Kobe Journal of Medical Sciences, 1997
TI: Regulation of selenoprotein P mRNA expression in comparison with metallothionein and osteonectin mRNAs following cadmium and dexamethasone administration.
AU: Fujii-M; Saijoh-K; Sumino-K
AD: Department of Public Health, Kobe University School of Medicine, Japan.

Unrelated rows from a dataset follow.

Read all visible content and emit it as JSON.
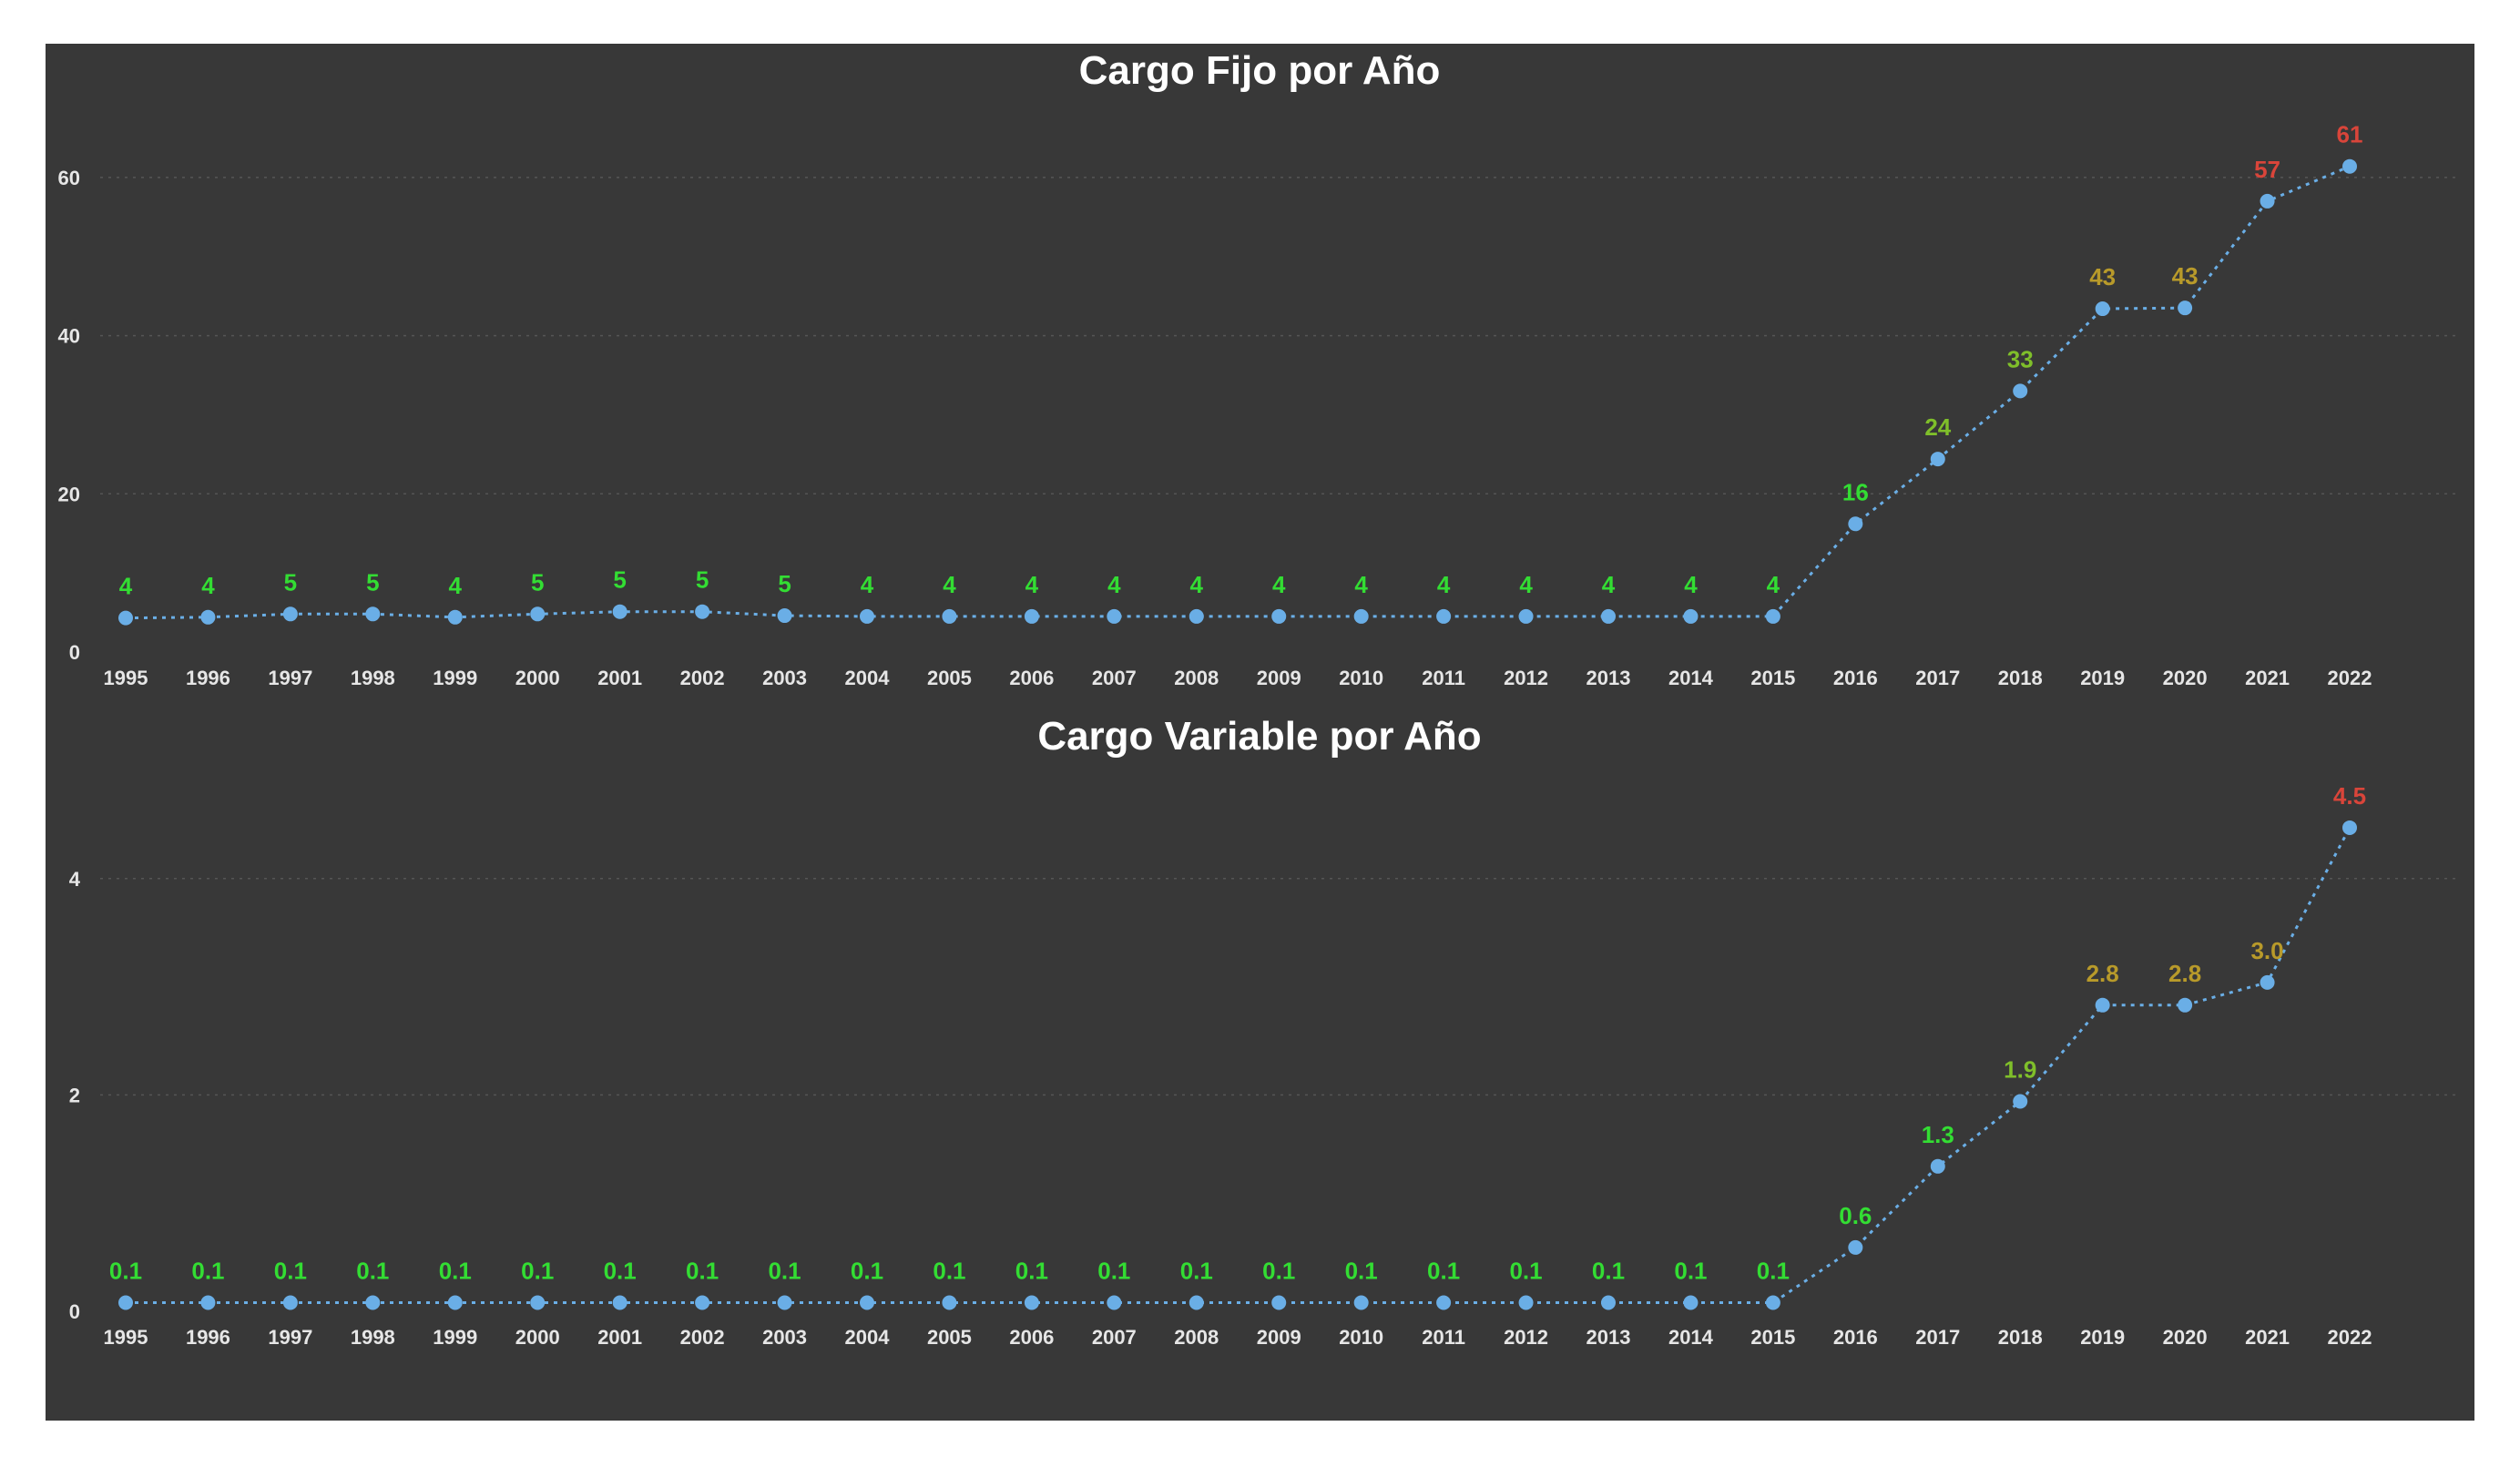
{
  "colors": {
    "background": "#383838",
    "series": "#6aaee6",
    "low": "#33dd33",
    "mid_low": "#7fbf2a",
    "mid": "#b89a2a",
    "high": "#d9453a"
  },
  "chart_data": [
    {
      "type": "line",
      "title": "Cargo Fijo por Año",
      "x": [
        "1995",
        "1996",
        "1997",
        "1998",
        "1999",
        "2000",
        "2001",
        "2002",
        "2003",
        "2004",
        "2005",
        "2006",
        "2007",
        "2008",
        "2009",
        "2010",
        "2011",
        "2012",
        "2013",
        "2014",
        "2015",
        "2016",
        "2017",
        "2018",
        "2019",
        "2020",
        "2021",
        "2022"
      ],
      "values": [
        4.3,
        4.4,
        4.8,
        4.8,
        4.4,
        4.8,
        5.1,
        5.1,
        4.6,
        4.5,
        4.5,
        4.5,
        4.5,
        4.5,
        4.5,
        4.5,
        4.5,
        4.5,
        4.5,
        4.5,
        4.5,
        16.2,
        24.4,
        33.0,
        43.4,
        43.5,
        57.0,
        61.4
      ],
      "labels": [
        "4",
        "4",
        "5",
        "5",
        "4",
        "5",
        "5",
        "5",
        "5",
        "4",
        "4",
        "4",
        "4",
        "4",
        "4",
        "4",
        "4",
        "4",
        "4",
        "4",
        "4",
        "16",
        "24",
        "33",
        "43",
        "43",
        "57",
        "61"
      ],
      "yticks": [
        "0",
        "20",
        "40",
        "60"
      ],
      "ytick_values": [
        0,
        20,
        40,
        60
      ],
      "ylim": [
        0,
        70
      ],
      "grid": true,
      "xlabel": "",
      "ylabel": ""
    },
    {
      "type": "line",
      "title": "Cargo Variable por Año",
      "x": [
        "1995",
        "1996",
        "1997",
        "1998",
        "1999",
        "2000",
        "2001",
        "2002",
        "2003",
        "2004",
        "2005",
        "2006",
        "2007",
        "2008",
        "2009",
        "2010",
        "2011",
        "2012",
        "2013",
        "2014",
        "2015",
        "2016",
        "2017",
        "2018",
        "2019",
        "2020",
        "2021",
        "2022"
      ],
      "values": [
        0.08,
        0.08,
        0.08,
        0.08,
        0.08,
        0.08,
        0.08,
        0.08,
        0.08,
        0.08,
        0.08,
        0.08,
        0.08,
        0.08,
        0.08,
        0.08,
        0.08,
        0.08,
        0.08,
        0.08,
        0.08,
        0.59,
        1.34,
        1.94,
        2.83,
        2.83,
        3.04,
        4.47
      ],
      "labels": [
        "0.1",
        "0.1",
        "0.1",
        "0.1",
        "0.1",
        "0.1",
        "0.1",
        "0.1",
        "0.1",
        "0.1",
        "0.1",
        "0.1",
        "0.1",
        "0.1",
        "0.1",
        "0.1",
        "0.1",
        "0.1",
        "0.1",
        "0.1",
        "0.1",
        "0.6",
        "1.3",
        "1.9",
        "2.8",
        "2.8",
        "3.0",
        "4.5"
      ],
      "yticks": [
        "0",
        "2",
        "4"
      ],
      "ytick_values": [
        0,
        2,
        4
      ],
      "ylim": [
        0,
        5
      ],
      "grid": true,
      "xlabel": "",
      "ylabel": ""
    }
  ]
}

SO: Kobe-J-Med-Sci. 1997 Feb; 43(1): 13-23
AB: Selenium is recognized as an essential trace element and an antidote for carcinogens, heavy metals etc., and also as an environmental pollutant causing dysfunction of both the brain and peripheral tissues. Selenoprotein P (SelP) contains 10 selenium per molecule in the form of selenocysteines. To clarify whether SelP involved in selenium requirement and toxicity, SelP mRNA expression was compared with the expression of metallothionein (MT) and osteonectin (OST) mRNAs, the protein products of which are known to have antidote effects. MT and OST are induced by diverse forms of stress and immediately affect genes with stress promoter sequences. Cd and dexamethasone were used to examine such secondary regulation. Basal expression of SelP mRNA was high both in NRK cells and in rat kidney and brain but dexamethasone induction was observed only in NRK cells. Dexamethasone, but not Cd, decreased expression of OST mRNA in NRK cells, while OST mRNA in the kidney and brain increased after Cd administration in rats. Induction of MT mRNA was observed in response to Cd and dexamethasone in all cells and tissues examined, while the net increase was little because its basal expression was faint. Moreover, in situ hybridization indicated that SelP mRNA expression was localized to the cerebellum, one of the targets of selenium toxicity. The cerebellum is also a target for methyl-Hg intoxication, symptoms of which are ameliorated by selenium. Thus, SelP seems to be involved in both selenium homeostasis and detoxication mechanisms even though SelP mRNA is not always inducible.